Retirado do filme ‘O poço’

É bem provável, é óbvio, que nunca saberemos se houve queima de arquivo ou se a morte de Adriano foi apenas o resultado de uma intensa troca de tiros.

Além da pergunta mais recorrente ‘Quem mandou matar Marielle?’ o caso levanta preocupações inquietantes. Quão enraizadas estão as milícias dentro da estrutura dos Governos Federal, Estaduais e Municipais? Se elas existem, qual o grau de coordenação e cooperação que existem entre as diferentes instâncias? Qual o grau de participação da iniciativa privada nestas relações? E, a mais importante de todas: onde foi que erramos?

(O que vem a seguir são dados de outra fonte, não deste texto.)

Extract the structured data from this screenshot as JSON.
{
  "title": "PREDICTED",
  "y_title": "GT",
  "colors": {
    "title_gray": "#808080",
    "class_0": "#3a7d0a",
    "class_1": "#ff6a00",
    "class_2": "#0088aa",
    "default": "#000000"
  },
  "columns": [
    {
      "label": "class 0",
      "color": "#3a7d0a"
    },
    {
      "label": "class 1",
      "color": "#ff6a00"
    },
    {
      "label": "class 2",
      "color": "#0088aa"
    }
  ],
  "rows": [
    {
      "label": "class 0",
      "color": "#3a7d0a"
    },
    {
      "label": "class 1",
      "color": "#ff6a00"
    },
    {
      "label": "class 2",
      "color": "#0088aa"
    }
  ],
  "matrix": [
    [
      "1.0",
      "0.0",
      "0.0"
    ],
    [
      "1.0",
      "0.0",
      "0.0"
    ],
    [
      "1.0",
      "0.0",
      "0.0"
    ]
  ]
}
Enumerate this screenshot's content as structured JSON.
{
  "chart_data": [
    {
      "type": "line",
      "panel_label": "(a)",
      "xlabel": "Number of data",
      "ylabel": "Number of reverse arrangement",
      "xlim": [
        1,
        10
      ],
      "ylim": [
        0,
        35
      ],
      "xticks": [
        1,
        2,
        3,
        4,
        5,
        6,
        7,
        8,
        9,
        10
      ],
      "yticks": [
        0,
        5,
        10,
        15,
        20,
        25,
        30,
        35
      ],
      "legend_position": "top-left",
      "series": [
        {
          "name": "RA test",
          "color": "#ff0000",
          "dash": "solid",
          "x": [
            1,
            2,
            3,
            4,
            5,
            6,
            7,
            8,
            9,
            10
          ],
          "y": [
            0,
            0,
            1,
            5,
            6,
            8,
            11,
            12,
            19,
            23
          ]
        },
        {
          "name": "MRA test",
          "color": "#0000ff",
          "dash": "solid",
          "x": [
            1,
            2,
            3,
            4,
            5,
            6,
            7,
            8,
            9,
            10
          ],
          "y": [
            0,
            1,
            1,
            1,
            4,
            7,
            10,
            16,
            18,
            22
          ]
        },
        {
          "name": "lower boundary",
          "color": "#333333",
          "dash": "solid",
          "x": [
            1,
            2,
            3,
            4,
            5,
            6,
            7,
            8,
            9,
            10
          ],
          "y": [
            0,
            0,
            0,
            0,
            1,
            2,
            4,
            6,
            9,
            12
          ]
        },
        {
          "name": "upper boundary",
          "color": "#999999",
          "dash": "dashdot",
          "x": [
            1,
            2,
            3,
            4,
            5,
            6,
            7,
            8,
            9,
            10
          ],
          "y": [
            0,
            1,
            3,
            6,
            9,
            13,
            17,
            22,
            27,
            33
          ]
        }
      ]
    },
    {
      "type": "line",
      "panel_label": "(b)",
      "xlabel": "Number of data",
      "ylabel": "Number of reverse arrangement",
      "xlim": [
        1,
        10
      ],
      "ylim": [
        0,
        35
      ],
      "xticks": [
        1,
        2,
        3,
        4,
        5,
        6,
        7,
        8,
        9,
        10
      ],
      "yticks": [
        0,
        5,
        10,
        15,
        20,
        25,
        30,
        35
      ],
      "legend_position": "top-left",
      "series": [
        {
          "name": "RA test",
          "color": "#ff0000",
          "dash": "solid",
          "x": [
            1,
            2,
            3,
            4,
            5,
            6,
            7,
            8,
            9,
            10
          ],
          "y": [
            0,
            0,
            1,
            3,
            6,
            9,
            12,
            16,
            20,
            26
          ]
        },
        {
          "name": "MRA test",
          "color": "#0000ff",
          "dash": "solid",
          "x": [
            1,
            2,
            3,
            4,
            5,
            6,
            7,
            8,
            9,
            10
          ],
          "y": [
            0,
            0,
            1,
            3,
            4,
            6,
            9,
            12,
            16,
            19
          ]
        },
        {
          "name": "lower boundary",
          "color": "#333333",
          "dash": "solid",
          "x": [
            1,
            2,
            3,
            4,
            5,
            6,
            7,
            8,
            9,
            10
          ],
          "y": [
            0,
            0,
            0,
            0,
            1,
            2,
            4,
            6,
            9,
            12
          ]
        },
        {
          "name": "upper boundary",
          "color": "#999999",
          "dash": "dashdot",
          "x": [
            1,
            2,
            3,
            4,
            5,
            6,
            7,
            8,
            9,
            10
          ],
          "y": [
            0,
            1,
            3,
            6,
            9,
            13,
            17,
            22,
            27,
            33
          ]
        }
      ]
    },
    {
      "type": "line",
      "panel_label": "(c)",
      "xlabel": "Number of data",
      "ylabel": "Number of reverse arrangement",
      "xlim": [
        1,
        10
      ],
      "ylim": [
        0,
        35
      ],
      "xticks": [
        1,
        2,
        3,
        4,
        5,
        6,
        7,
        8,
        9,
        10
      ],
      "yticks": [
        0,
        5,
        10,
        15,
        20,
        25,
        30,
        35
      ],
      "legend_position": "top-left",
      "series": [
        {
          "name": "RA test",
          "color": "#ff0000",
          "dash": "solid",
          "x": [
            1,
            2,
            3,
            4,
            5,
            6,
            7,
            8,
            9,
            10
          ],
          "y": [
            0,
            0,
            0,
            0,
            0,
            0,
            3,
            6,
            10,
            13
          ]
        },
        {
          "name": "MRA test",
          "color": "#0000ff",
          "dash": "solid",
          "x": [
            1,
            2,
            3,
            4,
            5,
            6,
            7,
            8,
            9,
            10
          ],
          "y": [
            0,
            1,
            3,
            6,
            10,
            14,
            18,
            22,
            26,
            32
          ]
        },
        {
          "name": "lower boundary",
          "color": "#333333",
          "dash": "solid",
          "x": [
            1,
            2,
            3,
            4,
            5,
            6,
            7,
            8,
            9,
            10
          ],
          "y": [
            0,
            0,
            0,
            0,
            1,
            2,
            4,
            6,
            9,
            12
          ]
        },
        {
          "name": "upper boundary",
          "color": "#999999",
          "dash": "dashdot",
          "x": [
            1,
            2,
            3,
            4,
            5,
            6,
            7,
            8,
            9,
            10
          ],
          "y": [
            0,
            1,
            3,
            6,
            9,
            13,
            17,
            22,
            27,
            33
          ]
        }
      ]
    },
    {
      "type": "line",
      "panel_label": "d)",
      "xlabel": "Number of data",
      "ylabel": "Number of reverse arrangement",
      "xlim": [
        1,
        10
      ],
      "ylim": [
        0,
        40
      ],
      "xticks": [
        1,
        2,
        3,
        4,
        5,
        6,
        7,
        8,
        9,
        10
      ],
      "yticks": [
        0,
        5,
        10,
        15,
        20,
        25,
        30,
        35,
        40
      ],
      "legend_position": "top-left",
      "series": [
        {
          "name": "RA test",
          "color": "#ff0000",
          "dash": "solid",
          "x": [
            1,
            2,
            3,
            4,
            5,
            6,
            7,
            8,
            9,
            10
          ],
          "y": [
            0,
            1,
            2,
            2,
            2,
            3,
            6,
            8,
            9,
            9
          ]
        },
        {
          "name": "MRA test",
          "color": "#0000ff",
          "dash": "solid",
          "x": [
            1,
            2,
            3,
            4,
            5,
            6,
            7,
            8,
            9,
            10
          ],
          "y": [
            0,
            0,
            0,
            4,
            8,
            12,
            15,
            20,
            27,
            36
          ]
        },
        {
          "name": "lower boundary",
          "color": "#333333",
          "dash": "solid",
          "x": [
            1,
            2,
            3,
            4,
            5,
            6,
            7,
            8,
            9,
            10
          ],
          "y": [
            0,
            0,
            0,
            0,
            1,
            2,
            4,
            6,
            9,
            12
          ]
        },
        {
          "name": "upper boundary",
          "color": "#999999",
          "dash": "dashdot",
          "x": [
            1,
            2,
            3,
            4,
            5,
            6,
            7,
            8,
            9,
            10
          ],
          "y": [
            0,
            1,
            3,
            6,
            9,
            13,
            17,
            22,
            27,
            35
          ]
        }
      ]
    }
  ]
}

Talvez esteja na hora de questionarmos não apenas quem mandou matar Marielle, mas também porque ela se tornou um alvo. Talvez a resposta para esta pergunta possa ser encontrada na vergonhosa desigualdade social, econômica e cultural persistente no Brasil. Desigualdade essa que produz dezenas de milhares de crianças sem acesso à educação, à saúde, à alimentação, à moradia digna, destinadas a trabalhar no subemprego. Desigualdade essa que produz a marginalidade e a violência estrutural. Desigualdade que tem cor, que escancara esse racismo que não foi abolido com a escravidão, que direta e indiretamente afeta todos e todas nós.

Não é porque as coisas sempre foram assim que elas precisam continuar sendo. Temos o péssimo hábito de não estudar nosso próprio passado e com isso continuamos repetindo erros abomináveis. Quantas vidas poderíamos ter poupado se tivéssemos um sistema econômico justo, um desenvolvimento sustentável e uma sociedade inclusiva?